A blog dedicated to the making of the first animated Christmas special, Mr. Magoo's Christmas Carol.

Thursday, December 5, 2013

Jane Kean 1923-2013

     By now, I'm sure most have heard of the passing of Jane Kean, best known for playing Trixie against Art Carney's Ed Norton, on the 1960s version of The Honeymooners.  Here at this blog, we know her as the singing voice of Belle, Ebenezer Scrooge's fiance in Mr. Magoo's Christmas Carol.  She also had a very diverse and accomplished career in live theater and Broadway, which led to her casting in Christmas Carol.
      She published her memoirs about 10 years ago in a slim book titled A Funny Thing Happened on the Way to the Honeymooners, I Had a Life! in which she recounted her career in show business along with her romantic dalliances with some of the big names of her era.  I had the pleasure of interviewing her for my book as well as sitting with her on panels and signings as we promoted Mr. Magoo's Christmas Carol, The Making of the First Animated Christmas Special.  The times I spent with her were brief but she was always very classy, engaged and willing to help promote the book.  May she rest in peace.

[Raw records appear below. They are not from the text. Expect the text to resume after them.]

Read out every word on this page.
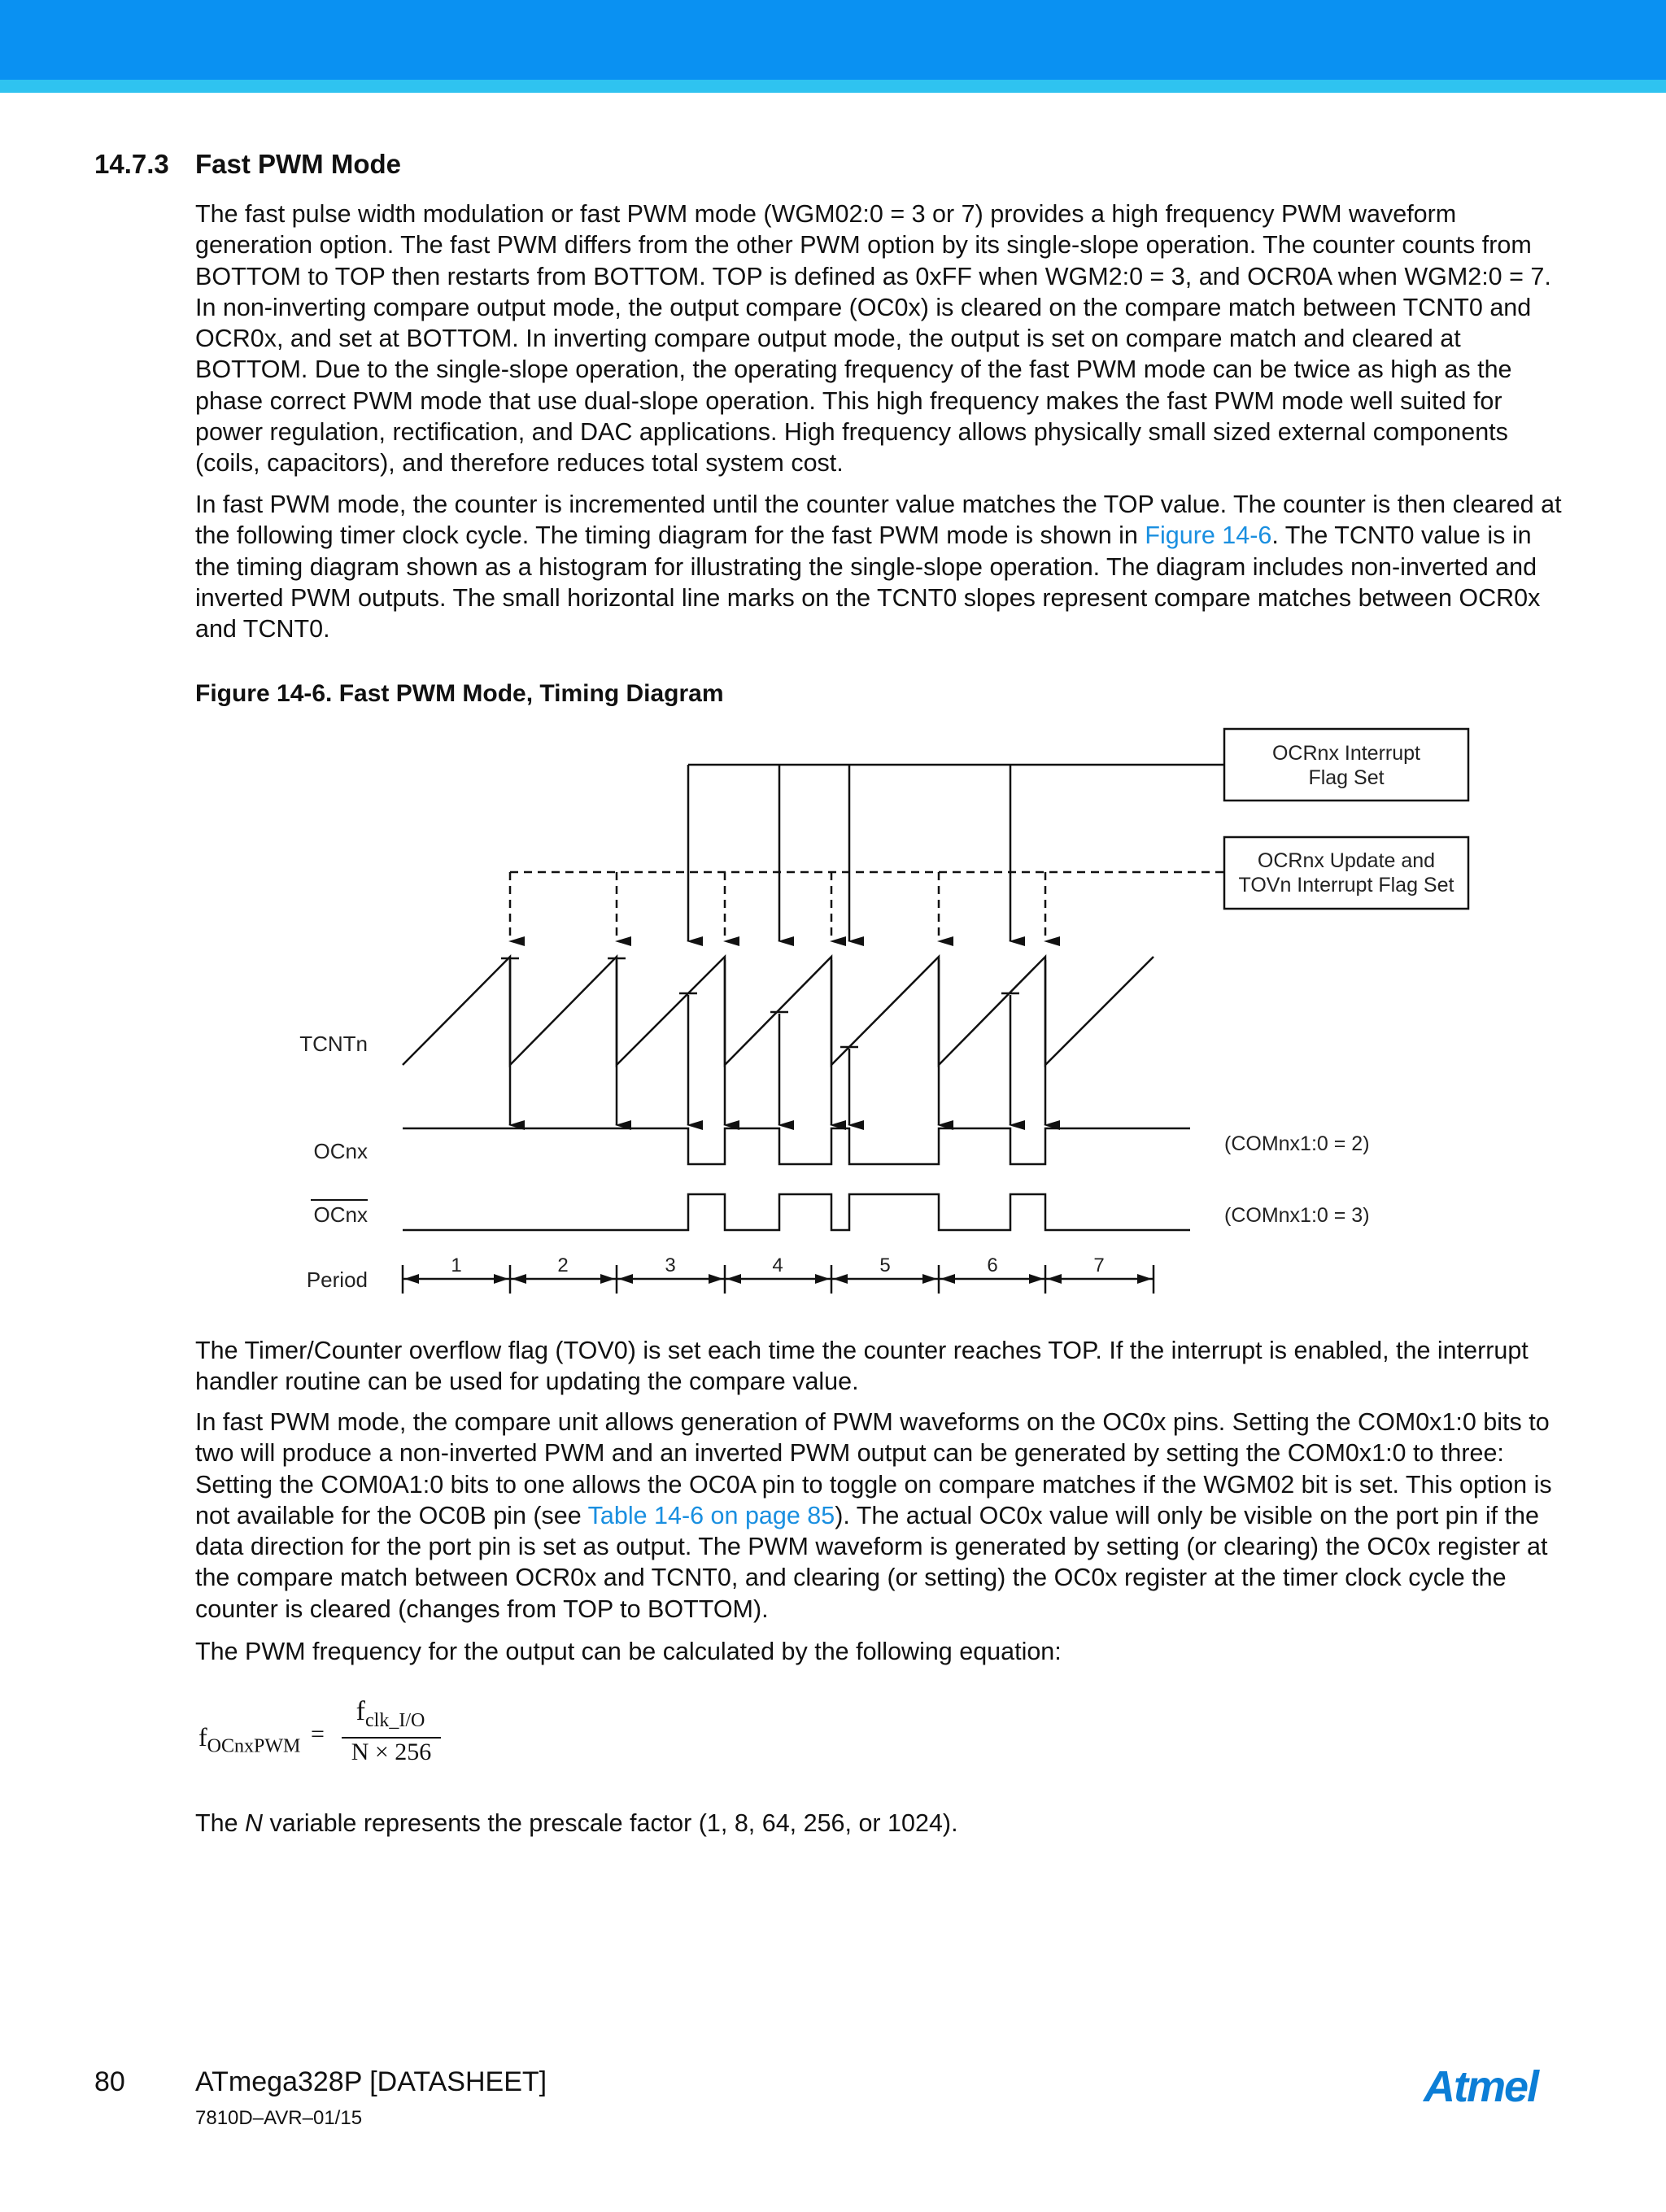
14.7.3 Fast PWM Mode
The fast pulse width modulation or fast PWM mode (WGM02:0 = 3 or 7) provides a high frequency PWM waveform generation option. The fast PWM differs from the other PWM option by its single-slope operation. The counter counts from BOTTOM to TOP then restarts from BOTTOM. TOP is defined as 0xFF when WGM2:0 = 3, and OCR0A when WGM2:0 = 7. In non-inverting compare output mode, the output compare (OC0x) is cleared on the compare match between TCNT0 and OCR0x, and set at BOTTOM. In inverting compare output mode, the output is set on compare match and cleared at BOTTOM. Due to the single-slope operation, the operating frequency of the fast PWM mode can be twice as high as the phase correct PWM mode that use dual-slope operation. This high frequency makes the fast PWM mode well suited for power regulation, rectification, and DAC applications. High frequency allows physically small sized external components (coils, capacitors), and therefore reduces total system cost.
In fast PWM mode, the counter is incremented until the counter value matches the TOP value. The counter is then cleared at the following timer clock cycle. The timing diagram for the fast PWM mode is shown in Figure 14-6. The TCNT0 value is in the timing diagram shown as a histogram for illustrating the single-slope operation. The diagram includes non-inverted and inverted PWM outputs. The small horizontal line marks on the TCNT0 slopes represent compare matches between OCR0x and TCNT0.
Figure 14-6. Fast PWM Mode, Timing Diagram
OCRnx Interrupt
Flag Set
OCRnx Update and
TOVn Interrupt Flag Set
TCNTn
OCnx
OCnx
Period
(COMnx1:0 = 2)
(COMnx1:0 = 3)
1	2	3	4	5	6	7
The Timer/Counter overflow flag (TOV0) is set each time the counter reaches TOP. If the interrupt is enabled, the interrupt handler routine can be used for updating the compare value.
In fast PWM mode, the compare unit allows generation of PWM waveforms on the OC0x pins. Setting the COM0x1:0 bits to two will produce a non-inverted PWM and an inverted PWM output can be generated by setting the COM0x1:0 to three: Setting the COM0A1:0 bits to one allows the OC0A pin to toggle on compare matches if the WGM02 bit is set. This option is not available for the OC0B pin (see Table 14-6 on page 85). The actual OC0x value will only be visible on the port pin if the data direction for the port pin is set as output. The PWM waveform is generated by setting (or clearing) the OC0x register at the compare match between OCR0x and TCNT0, and clearing (or setting) the OC0x register at the timer clock cycle the counter is cleared (changes from TOP to BOTTOM).
The PWM frequency for the output can be calculated by the following equation:
$f_{OCnxPWM}$ =
$f_{clk\_I/O}$
N × 256
The N variable represents the prescale factor (1, 8, 64, 256, or 1024).
80	ATmega328P [DATASHEET]
7810D–AVR–01/15
Atmel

Tuesday, November 19, 2013

IT'S HERE!!!!!

At long last, The Art of Jay Ward Productions is here!  The book is jammed with art and photos, 980 to be exact, and fills 352 pages.  It's also heavy, weighing in at over 4 lbs!  Some images from inside the book can be seen at the visual essay I composed for Cartoon Brew, check it out here.  You can order it at www.artofjayward.com.

Wednesday, October 2, 2013

Pre-order The Art of Jay Ward Productions!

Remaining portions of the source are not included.